The rest of the world has been sharing in the photos & videos: the best natural disaster footage since the tsunami in Japan. We watched plenty of this material on our laptop, until self-disgust caught up with our declining curiosity. Science, as Don Colacho said, has impressively increased velocity & range for the dissemination of idiocy; but long before the Internet, the media were feeding the public’s “right to know.”
Human empathy inspires generous giving to disaster victims, & much more is usually commandeered through tax systems. Human corruption is such that most of this aid gets into the wrong hands. In Japan, for instance, where something like 150 billion dollars was raised for reconstruction after the tsunami, government auditors now find about half has evaporated within the bureaucracies, & half of what remains was spent to enrich purveyors of “economic recovery” whose projects had nought to do with the tsunami. It does not follow that the remaining quarter is being well or even honestly spent.

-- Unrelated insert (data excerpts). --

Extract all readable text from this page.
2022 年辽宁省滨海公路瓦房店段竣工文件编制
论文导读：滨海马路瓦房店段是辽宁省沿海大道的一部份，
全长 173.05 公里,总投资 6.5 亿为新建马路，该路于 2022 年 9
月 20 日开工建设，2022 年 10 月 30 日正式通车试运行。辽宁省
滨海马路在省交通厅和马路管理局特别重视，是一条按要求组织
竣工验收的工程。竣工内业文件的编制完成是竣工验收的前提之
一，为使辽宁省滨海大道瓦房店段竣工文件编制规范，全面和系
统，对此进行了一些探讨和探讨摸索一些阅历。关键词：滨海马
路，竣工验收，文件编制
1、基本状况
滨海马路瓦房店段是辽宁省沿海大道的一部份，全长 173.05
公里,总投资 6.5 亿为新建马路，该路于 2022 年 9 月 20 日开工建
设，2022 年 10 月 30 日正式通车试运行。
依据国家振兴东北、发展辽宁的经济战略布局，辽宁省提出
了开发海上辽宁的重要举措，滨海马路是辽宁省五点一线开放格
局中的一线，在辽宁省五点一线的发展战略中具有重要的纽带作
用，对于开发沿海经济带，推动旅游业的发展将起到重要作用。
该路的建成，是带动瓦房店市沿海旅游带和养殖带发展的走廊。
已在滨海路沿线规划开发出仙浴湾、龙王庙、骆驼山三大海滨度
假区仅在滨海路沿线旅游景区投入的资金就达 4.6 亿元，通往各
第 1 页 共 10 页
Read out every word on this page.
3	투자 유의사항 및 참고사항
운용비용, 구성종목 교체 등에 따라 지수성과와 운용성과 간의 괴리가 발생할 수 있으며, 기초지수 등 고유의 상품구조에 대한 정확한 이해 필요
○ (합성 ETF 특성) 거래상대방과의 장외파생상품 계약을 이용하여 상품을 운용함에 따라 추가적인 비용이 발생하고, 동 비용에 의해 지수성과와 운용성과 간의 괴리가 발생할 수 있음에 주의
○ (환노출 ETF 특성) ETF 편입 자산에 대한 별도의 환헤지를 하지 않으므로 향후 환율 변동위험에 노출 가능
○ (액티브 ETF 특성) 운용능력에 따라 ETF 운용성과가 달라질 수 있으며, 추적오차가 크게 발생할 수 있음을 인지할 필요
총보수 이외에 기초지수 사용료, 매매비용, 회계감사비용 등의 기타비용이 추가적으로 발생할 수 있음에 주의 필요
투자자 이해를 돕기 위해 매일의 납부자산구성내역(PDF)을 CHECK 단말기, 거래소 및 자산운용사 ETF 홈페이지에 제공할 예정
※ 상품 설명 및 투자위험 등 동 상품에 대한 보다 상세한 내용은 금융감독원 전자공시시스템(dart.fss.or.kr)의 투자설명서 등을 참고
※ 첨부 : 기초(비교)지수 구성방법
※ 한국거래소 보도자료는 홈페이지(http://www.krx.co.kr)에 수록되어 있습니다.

We argued once that, over the years, far more damage had been done to Haiti by foreign aid, than by earthquakes & hurricanes & floods. We were greeted of course with howls of execration, from the sort of people whose livelihoods depend on fundraising for such causes. None of those were Haitians. The photogenic core of rescue & medical operations that actually save lives cost a tiny fraction of the money that is raised; & almost all of that is delivered by agencies that function almost anonymously, out of existing budgets. The real heroes are e.g. the men & women of the U.S. Navy (almost always first to arrive), & quick-responding field hospital teams from countries like Israel. The demons are those who administer “recovery,” reinforcing the power of the State to hold the poor in subjection, & prevent their modest efforts to help themselves.
Some evils lead to goods, but most evils, so far as can be traced, lead to other evils. This, we think, is at the root of our self-disgust, in being the consumer of voyeur media. Those who do not suffer themselves derive illicit pleasure from those who do, then become easy marks for emotional manipulation. The do-gooders make their livings exploiting deep veins of unexamined guilt. Meanwhile, the dignity of those who truly suffer is compromised; for it is humiliating to be put on camera in the moment one wrestles with grief & loss. The media make their money from this, but what they do is unspeakable.
You find it “unspeakable” and I find it unwatchable. Is it the general populace paying the media to stick a microphone in a disaster survivor’s face and ask “How does it feel?” ? Or is it just the do-gooders again, forcing everyone else to share in the glow from their halos?
Glad to see you’ve started posting here. I really miss your Sat,Sun and Wed articles in the Ottawa Citizen.
Many years ago I knew a lady who said she always slowed down on the road to look at accidents. One day, however, she slowed down to get a better view of a convertible that had slid under a flatbed truck from the side. Suddenly she noticed a round object on the road. It had what looked like curlers attached to it. When she realized that the object was a woman’s head, she drove off quickly and got sick after she pulled over.
The lady told me that from that day on she never even glanced at accident scenes and never slowed down except as required by the traffic or the police.
Today I think that many people who would come upon an accident scene like the one described above would film it on their hand held devices and then upload it to their home computers.